What I found out is we had a big arena that we would go to and I'd have both. I'd have, okay, that department is in that area and whatever. And then they come out and they all mingle together and so on.

So there's an organizational thing that you've got to realize in terms of culture and management of that. It's like villages in a city, I guess. You basically keep build the villages and then.

Good example. Yeah, interesting. Okay. Yeah. Our media companies at that exact point, now it's at that 90 odd people. Okay, there you are.

So when you said 75 to 100, I was like, ah, interesting. I was thinking about all the things I should be doing now to counteract some of those adverse effects of the culture splintering or relationships breaking down.

But I guess you've described it there. Interesting. And I have to say, one of the things I found to be most important in leadership is decision-making. When you think about the best groups you've been a part of, both historically or maybe in your life, what were the common traits that worked well?

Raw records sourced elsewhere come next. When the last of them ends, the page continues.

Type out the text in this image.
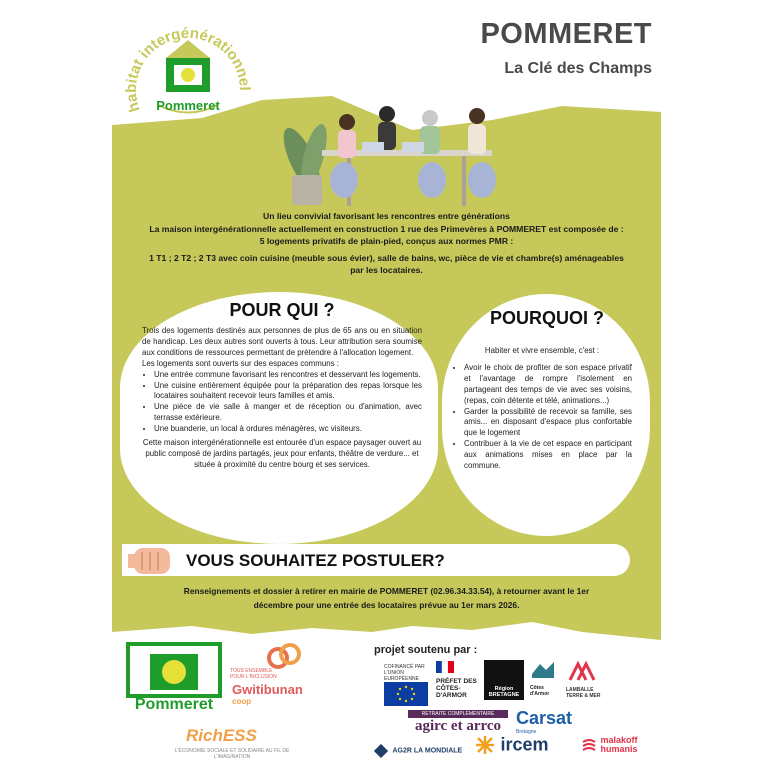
habitat intergénérationnel
Pommeret
POMMERET
La Clé des Champs
Un lieu convivial favorisant les rencontres entre générations
La maison intergénérationnelle actuellement en construction 1 rue des Primevères à POMMERET est composée de :
5 logements privatifs de plain-pied, conçus aux normes PMR :
1 T1 ; 2 T2 ; 2 T3 avec coin cuisine (meuble sous évier), salle de bains, wc, pièce de vie et chambre(s) aménageables
par les locataires.
POUR QUI ?
Trois des logements destinés aux personnes de plus de 65 ans ou en situation de handicap. Les deux autres sont ouverts à tous. Leur attribution sera soumise aux conditions de ressources permettant de prétendre à l'allocation logement.
Les logements sont ouverts sur des espaces communs :
• Une entrée commune favorisant les rencontres et desservant les logements.
• Une cuisine entièrement équipée pour la préparation des repas lorsque les locataires souhaitent recevoir leurs familles et amis.
• Une pièce de vie salle à manger et de réception ou d'animation, avec terrasse extérieure.
• Une buanderie, un local à ordures ménagères, wc visiteurs.
Cette maison intergénérationnelle est entourée d'un espace paysager ouvert au public composé de jardins partagés, jeux pour enfants, théâtre de verdure... et située à proximité du centre bourg et ses services.
POURQUOI ?
Habiter et vivre ensemble, c'est :
• Avoir le choix de profiter de son espace privatif et l'avantage de rompre l'isolement en partageant des temps de vie avec ses voisins, (repas, coin détente et télé, animations...)
• Garder la possibilité de recevoir sa famille, ses amis... en disposant d'espace plus confortable que le logement
• Contribuer à la vie de cet espace en participant aux animations mises en place par la commune.
VOUS SOUHAITEZ POSTULER?
Renseignements et dossier à retirer en mairie de POMMERET (02.96.34.33.54), à retourner avant le 1er
décembre pour une entrée des locataires prévue au 1er mars 2026.
Pommeret
TOUS ENSEMBLE POUR L'INCLUSION
Gwitibunan
coop
RichESS
L'ÉCONOMIE SOCIALE ET SOLIDAIRE AU FIL DE L'IMAGINATION
projet soutenu par :
COFINANCÉ PAR L'UNION EUROPÉENNE	PRÉFET DES CÔTES-D'ARMOR
Région BRETAGNE
Côtes d'Armor
LAMBALLE TERRE & MER
RETRAITE COMPLÉMENTAIRE
agirc et arrco Carsat
Bretagne
AG2R LA MONDIALE	ircem	malakoff
humanis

What you've just touched on, the fact that if you make a genuine effort to build those meaningful relationships, the relationships and the context within which your decisions operate, it has to be more than just the work itself because you're bringing in humans into the process.

So to tie a few threads together, you said before that capitalism is a better system than others. The incredible wealth creation it allows.

However, it seems like we've grown to that point where wealth but not well-being is being generated. And therefore, the system you were just describing, where individuals might succeed and acquire wealth but also may not necessarily succeed at everything else, increases pressure against the system.

Are you optimistic for the future of capitalism? Well, in long-term cycles I think that most systems evolve and work out solutions.

I think that this might be a rocky period we'll have to figure out a lot of things, okay? So whether capitalism takes a new form, that's always possible, but they become more adaptive and become more resilient as long as people talk about it openly.

I think that when you get wealth gaps and opportunity gaps, we need to build a healthier society and I believe we will. And I mean in the long-run that's my experience.

And just to connect to the end of threaded conversation we've had around AI, what you think of the impact AI is going to have both positively and negatively in that industrial revolution space? Well, that's going to have an interesting effect because we are in a moment of transition.

AI, technology, and that application will raise the capacity of productivity, okay? And that will be the productivity and growth that follows.

But how people adapt to it and how people agree is an interesting question. And I must believe that if people can see it as a way to adapt with and create a better life and contribute to society positively, the cultural evolution and possibly the way we think about it is still in process.

Just like all transition periods, especially ones that have based scope for miles are very rocky like the industrial revolution because it creates so many shocks to jobs and so many shifts in workforces. That could give openings to those who are entering the workforce today to create great wealth.

But at the same, we're still trying to figure out the pathways that work for everyone. Yes.

Okay, let's close this out with a final question. If you could leave a note to the world of upcoming entrepreneurs, investors or people setting out for a life of entrepreneurial independence, what would that note say?

At the heart of what I would want to convey is that, remember, you don't have to be right all the time. It’s okay to be wrong. It opens doors to learning and adaptability.

Your ability to learn and adapt to the reality of your situation will dictate how far you'll go. Because if you sit there and hold on to your opinions without allowing thoughtfulness and open-mindedness to influence you, I can guarantee you won't achieve the heights you'll imagine for yourself.

Never stop learning, adapt, and keep your openness to all possibilities. And ultimately, the values of meaningful relationships and a sense of community will enrich your life more than any measure of wealth.

Okay, thank you. Thank you for all of this.